El Emperador miró a su Decidora de Verdad, luego volvió ceñudamente su mirada al Barón.
—¿Y no sabéis nada más acerca de ese Muad’Dib?
—Un loco —dijo el Barón—. Pero todos los Fremen están un poco locos.
—¿Locos?
—Esa gente grita su nombre cuando van al combate. Las mujeres lanzan sus niños y se empalan ellas mismas en nuestros cuchillos para abrir una brecha a sus hombres cuando nos atacan. ¡No tienen… decencia!
—Eso es grave —murmuró el Emperador, y su tono de burla no escapó al Barón—. Contadme, ¿habéis explorado alguna vez las regiones polares al sur de Arrakis?
El Barón miró fijamente al Emperador, sorprendido por aquel brusco cambio de tema.
—Pero… Bien, Vuestra Majestad ya sabe que toda esa región es inhabitable, abierta a los vientos y a los gusanos. No hay la menor especia en aquellas latitudes.

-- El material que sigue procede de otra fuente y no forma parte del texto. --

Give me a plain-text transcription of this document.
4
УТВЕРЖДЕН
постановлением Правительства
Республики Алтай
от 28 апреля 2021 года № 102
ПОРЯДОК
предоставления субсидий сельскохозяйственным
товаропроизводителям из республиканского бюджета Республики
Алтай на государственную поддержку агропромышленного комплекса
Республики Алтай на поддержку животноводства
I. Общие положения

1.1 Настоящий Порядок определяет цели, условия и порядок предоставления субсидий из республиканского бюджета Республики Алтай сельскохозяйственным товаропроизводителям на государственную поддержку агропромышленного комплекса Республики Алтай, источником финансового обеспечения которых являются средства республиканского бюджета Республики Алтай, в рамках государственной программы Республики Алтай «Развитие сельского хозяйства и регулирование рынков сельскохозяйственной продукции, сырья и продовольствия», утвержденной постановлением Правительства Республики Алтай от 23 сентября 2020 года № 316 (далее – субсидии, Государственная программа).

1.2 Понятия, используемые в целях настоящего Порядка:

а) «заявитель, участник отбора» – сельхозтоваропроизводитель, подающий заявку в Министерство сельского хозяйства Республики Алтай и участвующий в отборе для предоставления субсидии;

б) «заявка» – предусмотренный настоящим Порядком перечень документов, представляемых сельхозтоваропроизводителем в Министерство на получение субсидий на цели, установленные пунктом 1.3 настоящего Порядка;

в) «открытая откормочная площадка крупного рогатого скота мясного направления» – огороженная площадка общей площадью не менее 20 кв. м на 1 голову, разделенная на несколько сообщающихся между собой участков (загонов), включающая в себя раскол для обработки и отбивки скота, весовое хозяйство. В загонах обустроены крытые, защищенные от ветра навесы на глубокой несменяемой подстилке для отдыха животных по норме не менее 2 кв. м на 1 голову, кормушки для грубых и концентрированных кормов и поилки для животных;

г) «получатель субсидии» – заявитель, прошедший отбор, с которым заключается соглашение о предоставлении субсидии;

—¿No habéis recibido ningún informe de los cargueros de especia acerca de las manchas verdes que han aparecido allí?
—Siempre ha habido tales informes. Algunos han dado lugar a investigaciones… hace mucho tiempo. Han sido vistas algunas plantas. Muchos tópteros se han perdido. Esto cuesta demasiado caro, Vuestra Majestad. Es un lugar donde uno no puede sobrevivir por mucho tiempo.